The employees at the Junction Hotel generally perform standardized tasks, which require low levels of performance and quality of work. The result is that of low levels of wages and the subsequent low levels of employee performance and satisfaction. This in turn negatively impacts organsational efficiency. The lines below reveal some recommendations as to how efficiency could be increased at the Junction Hotel, especially in the context of the highly standardised operations:
Reducing the number of breaks to one, two most, during the eight hours of work (United States Air Force, 2008). This refers specifically to the number of breaks, not the overall duration of the total break. If for instance one Junction Hotel would offer its employees 8 breaks, of 8 minutes each break, it would mean that the employees can interrupt work during each hour. They think about the break, they go on the break and the come back thinking about the passed break and waiting to the future one. By the time they focus on the actual task, the next break is up. But if they get two breaks, of 30 minutes each, then they will not constantly interrupt their work and the efficiency would increase.
Setting stricter deadlines, but -- as a manager -- being prepared for them to be delayed. This strategy is useful as the stress of an upcoming deadline will often press the employees to be more active and efficient (Schilling, 2007). This does not mean that the employees would be exploited, only that the time allocated to procrastination is decreased.
Developing and implementing a reward system, based on performances. In other words, it would be necessary for the managers at the Junction Hotel to evaluate the efficiency of each individual employee and reward them based on their performance levels. Such an effort would materialize in motivation to increase efficiency, as well as the sense of worth and constructive competition between the staff members (Griffin and Moorhead, 2009).
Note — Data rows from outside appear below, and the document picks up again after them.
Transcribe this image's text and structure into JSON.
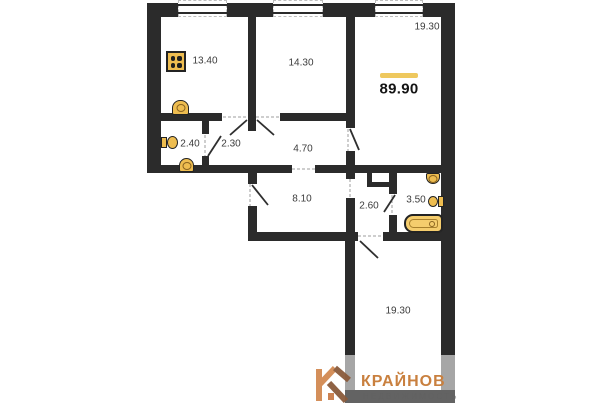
{
  "plan": {
    "total_area_label": "89.90",
    "rooms": [
      {
        "name": "kitchen",
        "area": "13.40"
      },
      {
        "name": "bedroom-1",
        "area": "14.30"
      },
      {
        "name": "living-room",
        "area": "19.30"
      },
      {
        "name": "hall",
        "area": "2.40"
      },
      {
        "name": "storage",
        "area": "2.30"
      },
      {
        "name": "hallway",
        "area": "4.70"
      },
      {
        "name": "corridor",
        "area": "8.10"
      },
      {
        "name": "wc-hall",
        "area": "2.60"
      },
      {
        "name": "bathroom",
        "area": "3.50"
      },
      {
        "name": "bedroom-2",
        "area": "19.30"
      }
    ],
    "accent_colors": {
      "wall": "#2b2b2b",
      "fixture_gold": "#eebd50",
      "area_marker_yellow": "#eec85e"
    }
  },
  "logo": {
    "brand": "КРАЙНОВ",
    "tagline": "НЕДВИЖИМОСТЬ",
    "brand_color": "#c9803f"
  }
}
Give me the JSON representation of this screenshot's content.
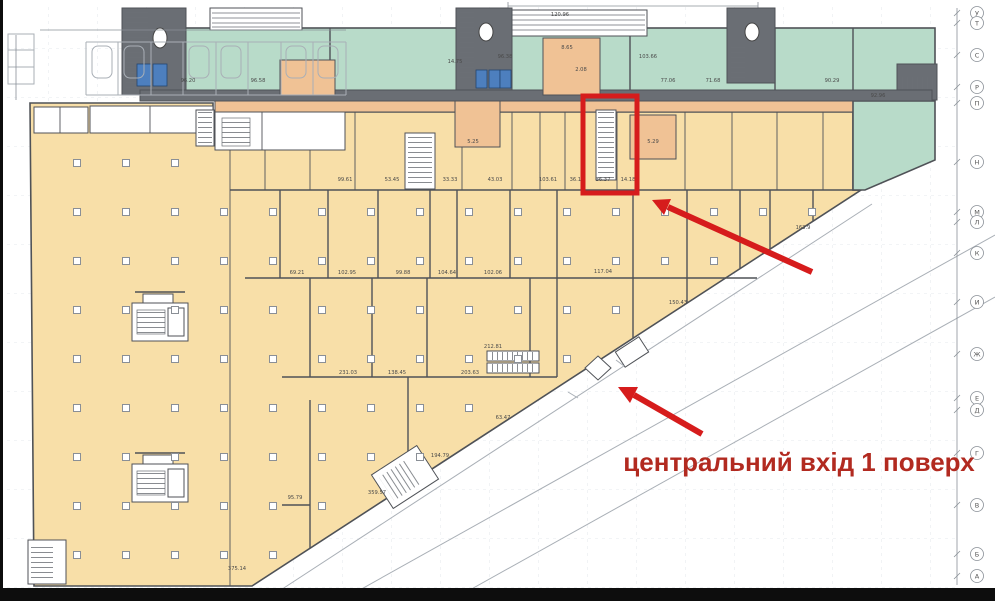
{
  "annotation": {
    "label": "центральний вхід 1 поверх"
  },
  "highlighted_unit": {
    "labels": [
      "36.37",
      "14.18"
    ]
  },
  "colors": {
    "tan": "#f8dfa8",
    "green": "#b8dbc9",
    "core_gray": "#6a6e74",
    "corridor_orange": "#f0c295",
    "elevator_blue": "#4d7fbe",
    "wall": "#4f5257",
    "annotation_red": "#d61c1c",
    "text_red": "#b22a20",
    "grid": "#dbe0e5"
  },
  "room_labels": [
    {
      "x": 345,
      "y": 181,
      "t": "99.61"
    },
    {
      "x": 392,
      "y": 181,
      "t": "53.45"
    },
    {
      "x": 450,
      "y": 181,
      "t": "33.33"
    },
    {
      "x": 495,
      "y": 181,
      "t": "43.03"
    },
    {
      "x": 548,
      "y": 181,
      "t": "103.61"
    },
    {
      "x": 577,
      "y": 181,
      "t": "36.14"
    },
    {
      "x": 603,
      "y": 181,
      "t": "36.37"
    },
    {
      "x": 628,
      "y": 181,
      "t": "14.18"
    },
    {
      "x": 188,
      "y": 82,
      "t": "96.20"
    },
    {
      "x": 258,
      "y": 82,
      "t": "96.58"
    },
    {
      "x": 455,
      "y": 63,
      "t": "14.75"
    },
    {
      "x": 505,
      "y": 58,
      "t": "96.38"
    },
    {
      "x": 560,
      "y": 16,
      "t": "120.96"
    },
    {
      "x": 648,
      "y": 58,
      "t": "103.66"
    },
    {
      "x": 668,
      "y": 82,
      "t": "77.06"
    },
    {
      "x": 713,
      "y": 82,
      "t": "71.68"
    },
    {
      "x": 832,
      "y": 82,
      "t": "90.29"
    },
    {
      "x": 878,
      "y": 97,
      "t": "92.96"
    },
    {
      "x": 567,
      "y": 49,
      "t": "8.65"
    },
    {
      "x": 581,
      "y": 71,
      "t": "2.08"
    },
    {
      "x": 653,
      "y": 143,
      "t": "5.29"
    },
    {
      "x": 473,
      "y": 143,
      "t": "5.25"
    },
    {
      "x": 297,
      "y": 274,
      "t": "69.21"
    },
    {
      "x": 347,
      "y": 274,
      "t": "102.95"
    },
    {
      "x": 403,
      "y": 274,
      "t": "99.88"
    },
    {
      "x": 447,
      "y": 274,
      "t": "104.64"
    },
    {
      "x": 493,
      "y": 274,
      "t": "102.06"
    },
    {
      "x": 603,
      "y": 273,
      "t": "117.04"
    },
    {
      "x": 348,
      "y": 374,
      "t": "231.03"
    },
    {
      "x": 397,
      "y": 374,
      "t": "138.45"
    },
    {
      "x": 470,
      "y": 374,
      "t": "203.63"
    },
    {
      "x": 493,
      "y": 348,
      "t": "212.81"
    },
    {
      "x": 803,
      "y": 229,
      "t": "163.9"
    },
    {
      "x": 678,
      "y": 304,
      "t": "150.43"
    },
    {
      "x": 295,
      "y": 499,
      "t": "95.79"
    },
    {
      "x": 377,
      "y": 494,
      "t": "359.57"
    },
    {
      "x": 440,
      "y": 457,
      "t": "194.79"
    },
    {
      "x": 503,
      "y": 419,
      "t": "63.47"
    },
    {
      "x": 237,
      "y": 570,
      "t": "375.14"
    }
  ],
  "grid_axis": {
    "letters": [
      {
        "y": 13,
        "ch": "У"
      },
      {
        "y": 23,
        "ch": "Т"
      },
      {
        "y": 55,
        "ch": "С"
      },
      {
        "y": 87,
        "ch": "Р"
      },
      {
        "y": 103,
        "ch": "П"
      },
      {
        "y": 162,
        "ch": "Н"
      },
      {
        "y": 212,
        "ch": "М"
      },
      {
        "y": 222,
        "ch": "Л"
      },
      {
        "y": 253,
        "ch": "К"
      },
      {
        "y": 302,
        "ch": "И"
      },
      {
        "y": 354,
        "ch": "Ж"
      },
      {
        "y": 398,
        "ch": "Е"
      },
      {
        "y": 410,
        "ch": "Д"
      },
      {
        "y": 453,
        "ch": "Г"
      },
      {
        "y": 505,
        "ch": "В"
      },
      {
        "y": 554,
        "ch": "Б"
      },
      {
        "y": 576,
        "ch": "А"
      }
    ]
  }
}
In terms of the international expansion, it is noted that the Junction Hotel is becoming more and more of a global presence, especially as it is now an integrant part of the Hilvomada chain. It as such comes to operate across several countries and it implements the same standardized model in doing so. But despite the fact that international expansion presents the company with the benefits of wider customer bases and as such larger revenues, it also reveals the challenge of additional barriers to cross. One of the more relevant of these challenges is represented by the cultural differences.
Cultural differences play an essential part in the successful international expansion of an organization, in the meaning that unless the cultural differences are adequately understood, the organisational process would suffer. Furthermore, the cultural differences must not only be understood, but they must also be responded. Otherwise put, it is necessary for the Junction Hotel to understand and adapt its model to the specifics of the cultural background in a new region in which it operates, otherwise it risks failing at its effort of international expansion. Probably the most eloquent example in this sense is represented by the case of Wal-Mart in Germany. Wal-Mart is the undisputable leader of the retail industry in the United States, but its expansion in Germany has been a complete fiasco. The company strived to implement the model exactly as it was in the U.S. And did not understand and respect the privacy of the German population, their labor laws and the characteristics of the population (Knorr and Arndt, 2003). After a decade of struggle, it was forced to eventually exit the market and count its million dollar losses.